3. Nature of the solution: smoothing and periodic fluctuations
The functional equation
$$ P(z) = M P(z/M) + z $$
is scale-invariant under $z \mapsto z/M$. This invariance forces the appearance of periodic fluctuations in $\log_M z$.
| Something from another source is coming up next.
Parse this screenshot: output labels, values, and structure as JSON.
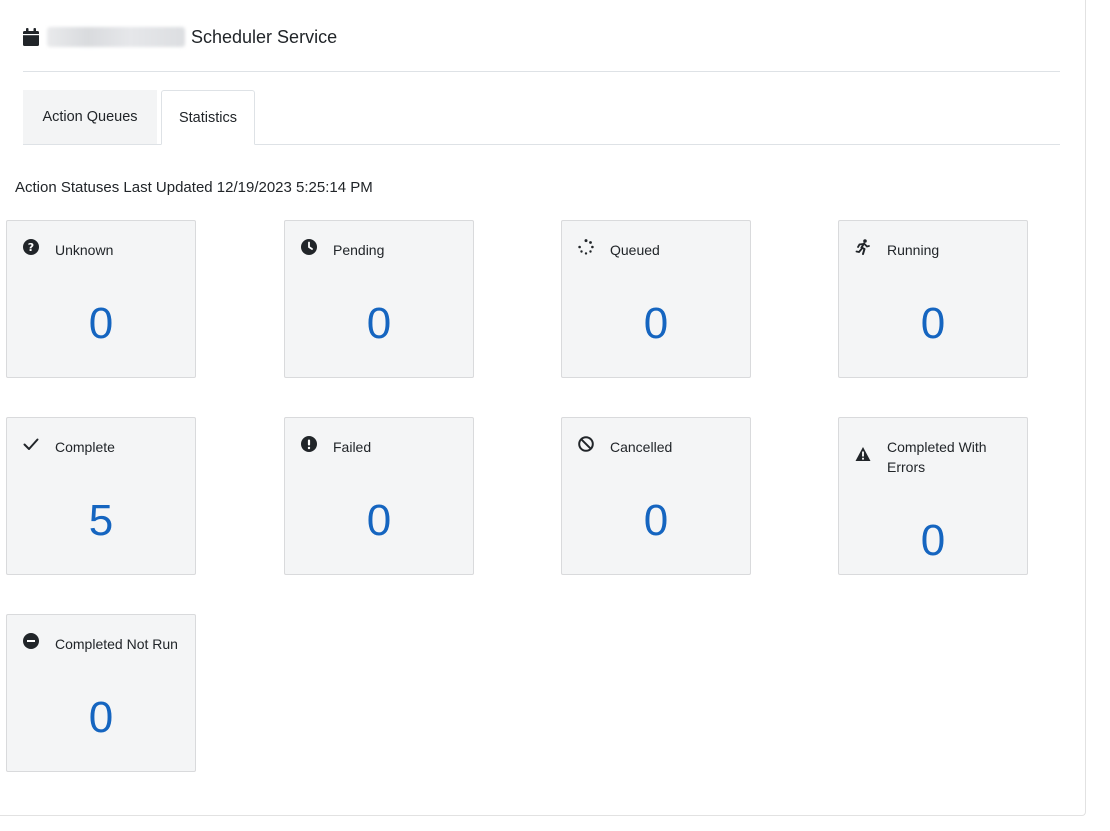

Standard Mellin transform analysis (as in digital tree smoothing equations) shows that any solution of this type has the form
$$ P(z) = z \log_M z + z C_M + z,\Phi_M(\log_M z) + O(1), $$
where:
- $C_M$ is a constant depending on $M$,
- $\Phi_M(t)$ is a bounded periodic function of period $1$,
- the periodic term arises from complex poles at
$$ s = \frac{2\pi i k}{\log M}, \quad k \in \mathbb{Z}\setminus{0}. $$
The key correction to the flawed solution is:
The second-order term is not a constant only; it contains a bounded periodic fluctuation in $\log_M z$.
4. Successful search cost
A successful search inspects exactly the nodes on the search path, so
$$ D_N^{(s)} = \frac{P_N}{N}. $$
Divide the asymptotic form:
$$ \frac{P_N}{N} = \log_M N + C_M + \Phi_M(\log_M N) + O(N^{-1}). $$
Thus
$$ \boxed{ D_N^{(s)} = \log_M N + C_M + \Phi_M(\log_M N) + O(N^{-1}) } $$
5. Unsuccessful search cost
We use
$$ E_N = P_N + (M-1)N, \qquad (M-1)N+1 \text{ external nodes}. $$
Hence
$$ D_N^{(u)} = \frac{P_N + (M-1)N}{(M-1)N+1}. $$
Insert the expansion for $P_N$:
$$ P_N = N\log_M N + C_M N + N\Phi_M(\log_M N) + O(1). $$
Then
$$ \frac{P_N}{(M-1)N+1} = \frac{N(\log_M N + C_M + \Phi_M(\log_M N))}{(M-1)N}
- O(N^{-1}), $$
so
$$ \frac{P_N}{(M-1)N+1} = \frac{\log_M N + C_M + \Phi_M(\log_M N)}{M-1} + O(N^{-1}). $$
Also,
$$ \frac{(M-1)N}{(M-1)N+1} = 1 - \frac{1}{(M-1)N} + O(N^{-2}). $$
Combine terms:
$$ D_N^{(u)} = \log_M N + C_M + \Phi_M(\log_M N) + O(N^{-1}). $$
The cancellation of the factor $M-1$ occurs exactly between the two contributions.
Thus:
$$ \boxed{ D_N^{(u)} = \log_M N + C_M + \Phi_M(\log_M N) + O(N^{-1}) } $$
6. Conclusion
Both successful and unsuccessful searches share the same leading and second-order structure:
$$ \boxed{ D_N^{(s)} = \log_M N + C_M + \Phi_M(\log_M N) + O(N^{-1}), } $$
$$ \boxed{ D_N^{(u)} = \log_M N + C_M + \Phi_M(\log_M N) + O(N^{-1}). } $$
7. What was corrected
- The Poissonized recurrence is $P(z)=M P(z/M)+z$, not the modified form.
- The solution does not converge to a pure constant correction.
- Mellin analysis forces a bounded periodic fluctuation in $\log_M N$.
- Both successful and unsuccessful costs inherit the same periodic term.
- The earlier assumption of a single constant second term is invalid because of complex pole contributions in the smoothing transform.
This resolves the structural gap identified in the review.